As our company has been listed on SME Platform of Bombay Stock Exchange Limited (BSE), by virtue of Regulation 15 of the SEBI (Listing Obligation and Disclosure Requirements) Regulations, 2015 the compliance with the corporate Governance provisions as specified in regulation 17 to 27 and Clause (b) to (i) of sub regulation (2) of Regulation 46 and Para C D and E of Schedule V are not applicable to the company. Hence Corporate Governance Report does not form a part of this Board Report, though we are committed for the best corporate governance practices.
STATUTORY AUDITOR AND THEIR REPORT:
The Notes to the Standalone and consolidated Financial Statements referred in the Auditors Report, as issued by Goyal Goyal & Co, are self-explanatory and therefore do not call for any comments under Section 134 of the Companies Act 2013.
The Auditors' Report does not contain any qualification reservation or adverse remark. The Auditors' Report is enclosed with the financial statements in this Annual Report.
Further, the Board has proposed the appointment of M/S Bhagat & Co, Chartered Accountants as Statutory Auditor of the company at the 2nd Annual General Meeting.
MANAGEMENT DISCUSSION AND ANALYSIS REPORT:
In terms of Regulation 34 and Schedule V of SEBI (Listing Obligations and Disclosure Requirements) Regulations 2015 a review of the performance of the Company for the year under review Management Discussion and Analysis Report is presented in a separate section which is annexed to this Report as Annexure - C.

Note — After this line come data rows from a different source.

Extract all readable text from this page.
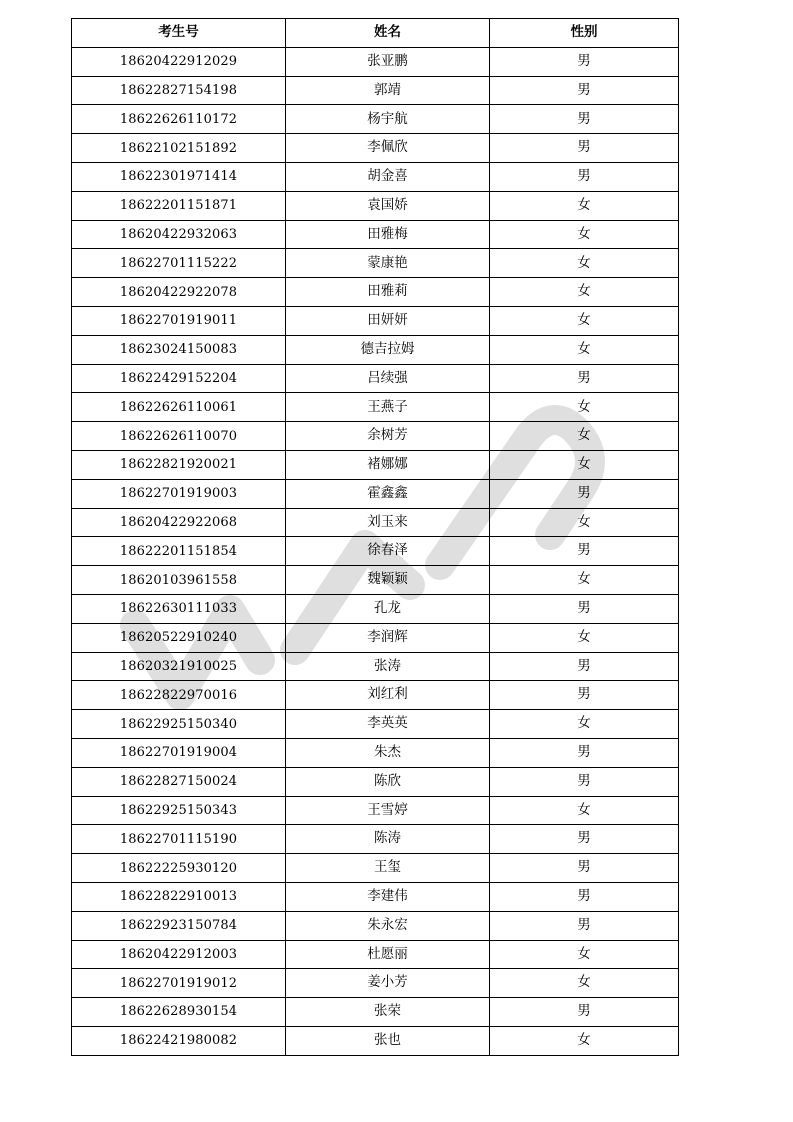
考生号	姓名	性别
18620422912029	张亚鹏	男
18622827154198	郭靖	男
18622626110172	杨宇航	男
18622102151892	李佩欣	男
18622301971414	胡金喜	男
18622201151871	袁国娇	女
18620422932063	田雅梅	女
18622701115222	蒙康艳	女
18620422922078	田雅莉	女
18622701919011	田妍妍	女
18623024150083	德吉拉姆	女
18622429152204	吕续强	男
18622626110061	王燕子	女
18622626110070	余树芳	女
18622821920021	褚娜娜	女
18622701919003	霍鑫鑫	男
18620422922068	刘玉来	女
18622201151854	徐春泽	男
18620103961558	魏颖颖	女
18622630111033	孔龙	男
18620522910240	李润辉	女
18620321910025	张涛	男
18622822970016	刘红利	男
18622925150340	李英英	女
18622701919004	朱杰	男
18622827150024	陈欣	男
18622925150343	王雪婷	女
18622701115190	陈涛	男
18622225930120	王玺	男
18622822910013	李建伟	男
18622923150784	朱永宏	男
18620422912003	杜愿丽	女
18622701919012	姜小芳	女
18622628930154	张荣	男
18622421980082	张也	女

SECRETARIAL AUDITOR AND THEIR REPORT:
The Secretarial Audit Report, as issued by M/s Amit Dharmani & Associates, Secretarial Auditor (Peer Audit Firm) for the Financial Year 2021-22 is annexed to this report as Annexure - D.
REPORTING OF FRAUD:
The Auditors of the Company have not reported any fraud as specified under Section 143(12) of the Companies Act, 2013.
WEBSITE:
As per Regulation 46 of SEBI (Listing Obligation and Disclosure Requirements) Regulations 2015 the Company has maintained a functional website containing basic information about the Company. The website of the Company is containing information like Policies, Shareholding Pattern, Financial and information of the designated officials of the Company who are responsible for assisting and handling investor grievances for the benefit of all stakeholders of the Company etc.
GENERAL DISCLOSURE:
Your Directors state that the Company has made disclosures in this report for the items prescribed in section 134 (3) of the Act and Rule 8 of The Companies (Accounts) Rules 2014 and other applicable provisions of the act and listing regulations to the extent the transactions took place on those items during the year. Your Directors further state that no disclosure or reporting is required in respect of the following items as there were no transactions on these items during the year under review:
(i) Details relating to deposits covered under Chapter V of the Act;
(ii) Issue of Equity Shares with differential rights as to dividend, voting or otherwise;
(iii) Issue of shares (including sweat equity shares) to employees of the Company under any scheme save and ESOS;
(iv) Annual Report and other compliances on Corporate Social Responsibility;
(v) There is no revision in the Board Report or Financial Statement;
(vi) No significant or material orders were passed by the Regulators or Courts or Tribunals which impact the going concern status and Company's operations in future.
ACKNOWLEDGEMENT:
Your Directors acknowledge the dedicated service of the employees of the Company during the year. They would also like to place on record their appreciation for the continued co-operation and support received by the Company during the year from bankers, business partners and other stakeholders.